Local officials claim the city has enough food to last about four months. Mufta Etwaleb of the Libyan Red Crescent said the price of bread had not changed since the city fell to opposition forces about three weeks ago, but most businesses had closed down.

But other locals said food prices had started to rise. Ahmed Al-Barsi, a shop owner, told IRIN on 13 March: “Foodstuffs are already [getting] scarce in many areas. The prices in Benghazi used to be low, but now, these prices are going up.”

Medical situation

So far, say aid workers, the local hospitals in Benghazi - Al Jalaa, Benghazi Medical Centre and Hawari - have handled the situation “fairly well”, but have reported a shortage of nurses and medicine.

An assessment by the International Medical Corps team identified a need for medicines and medical supplies, such as surgical kits, because the supply chain from Tripoli has been affected.


Gratiane De Moustier/IRIN
Women prepare food for soldiers fighting in the front lines in Benghazi, Libya. March 12th 2011
Monday, March 14, 2011
Benghazi calm but in need
Women prepare food for soldiers fighting in the front lines in Benghazi, Libya. March 12th 2011

Photo: Gratiane De Moustier/IRIN
Women prepare food for opposition fighters at the front

In the central pharmacy, a supply line set up by Médicins Sans Frontières (MSF), has delivered more than 22 tons of medicine and medical materials - including surgical sets and burn kits, dressing materials, anaesthetics and antibiotics - across eastern Libya.

“One of our main concerns is that we must find a way to position the medical supplies closer to where the needs may be,” said Simon Burroughs, MSF emergency coordinator in the city.

Foreigners want to leave

Despite assurances by local residents, foreign workers, especially those from sub-Saharan Africa, want to leave the city and return to their countries.

According to Human Rights Watch, thousands of foreign workers from Asia, Africa, the Middle East, and Europe have been left homeless and penniless, and are stranded in Benghazi and on the border with Tunisia.

“I am scared here now, I want to leave but I don’t know where to,” Fatouma (who gave only one name), who moved to a centre near the stadium with her children and husband after the bombing in Brega, told IRIN.

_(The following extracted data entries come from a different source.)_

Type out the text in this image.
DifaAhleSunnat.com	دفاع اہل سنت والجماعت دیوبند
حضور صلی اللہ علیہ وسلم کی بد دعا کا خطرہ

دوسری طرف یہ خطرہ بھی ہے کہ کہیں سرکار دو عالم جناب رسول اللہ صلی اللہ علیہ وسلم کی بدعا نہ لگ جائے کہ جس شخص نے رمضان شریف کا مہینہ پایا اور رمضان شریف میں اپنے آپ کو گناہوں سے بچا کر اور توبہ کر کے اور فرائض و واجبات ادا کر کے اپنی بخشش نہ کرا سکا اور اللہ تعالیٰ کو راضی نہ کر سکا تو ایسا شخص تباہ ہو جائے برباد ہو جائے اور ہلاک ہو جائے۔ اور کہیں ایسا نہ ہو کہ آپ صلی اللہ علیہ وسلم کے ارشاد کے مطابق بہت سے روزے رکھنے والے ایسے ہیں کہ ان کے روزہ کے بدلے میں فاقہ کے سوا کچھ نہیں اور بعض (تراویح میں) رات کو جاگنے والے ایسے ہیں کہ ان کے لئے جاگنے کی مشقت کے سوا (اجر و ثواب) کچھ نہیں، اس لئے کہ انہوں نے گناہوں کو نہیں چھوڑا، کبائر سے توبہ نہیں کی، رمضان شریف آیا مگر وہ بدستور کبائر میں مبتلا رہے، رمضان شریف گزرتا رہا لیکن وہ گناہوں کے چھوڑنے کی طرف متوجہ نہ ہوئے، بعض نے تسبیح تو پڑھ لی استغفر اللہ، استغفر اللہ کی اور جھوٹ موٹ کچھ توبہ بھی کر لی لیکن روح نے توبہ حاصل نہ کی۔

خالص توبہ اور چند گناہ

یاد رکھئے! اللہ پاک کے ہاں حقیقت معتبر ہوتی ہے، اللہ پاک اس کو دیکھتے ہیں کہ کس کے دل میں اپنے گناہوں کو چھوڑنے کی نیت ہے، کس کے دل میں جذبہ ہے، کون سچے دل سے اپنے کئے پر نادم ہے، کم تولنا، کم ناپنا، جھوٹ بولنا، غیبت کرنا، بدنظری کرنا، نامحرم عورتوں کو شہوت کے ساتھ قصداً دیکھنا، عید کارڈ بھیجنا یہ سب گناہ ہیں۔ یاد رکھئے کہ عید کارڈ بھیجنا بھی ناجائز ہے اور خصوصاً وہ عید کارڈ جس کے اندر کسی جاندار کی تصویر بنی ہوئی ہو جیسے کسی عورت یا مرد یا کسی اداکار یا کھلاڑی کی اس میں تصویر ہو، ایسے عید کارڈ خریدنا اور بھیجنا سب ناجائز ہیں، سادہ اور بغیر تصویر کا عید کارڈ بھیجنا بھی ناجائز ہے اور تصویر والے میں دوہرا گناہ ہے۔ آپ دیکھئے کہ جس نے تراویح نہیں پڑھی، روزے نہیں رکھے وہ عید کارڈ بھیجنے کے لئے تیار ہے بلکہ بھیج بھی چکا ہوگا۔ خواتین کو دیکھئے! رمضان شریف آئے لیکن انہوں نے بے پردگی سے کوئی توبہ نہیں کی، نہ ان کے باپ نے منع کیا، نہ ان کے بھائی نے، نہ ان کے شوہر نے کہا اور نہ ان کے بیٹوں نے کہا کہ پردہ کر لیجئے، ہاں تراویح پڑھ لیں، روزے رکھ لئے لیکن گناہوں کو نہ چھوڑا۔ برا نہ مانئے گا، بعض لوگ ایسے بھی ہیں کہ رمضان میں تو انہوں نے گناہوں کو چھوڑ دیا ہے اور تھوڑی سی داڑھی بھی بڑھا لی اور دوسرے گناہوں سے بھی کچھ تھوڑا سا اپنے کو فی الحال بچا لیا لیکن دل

The centre is run by the Libyan Red Crescent, supported by the International Committee of the Red Cross, and accommodates 200 foreign workers from Ethiopia, Eritrea, Somalia, Bangladesh, Chad, Nigeria, Ghana and Guinea.

A 25-year old Eritrean who identified himself as Alex said his family was still in Tripoli. “I come from Eritrea and there is no way I will go back there,” he told IRIN. “I wish I could take my family to Switzerland. I am an electrical engineer, I am educated.”

Human rights watchdogs and advocacy groups have condemned the government’s counter-insurgency campaign, saying it has targeted civilians and violated international humanitarian law.

The UN Human Rights Council has appointed an independent, international commission of inquiry into alleged violations of international human rights law in Libya and suspended its membership.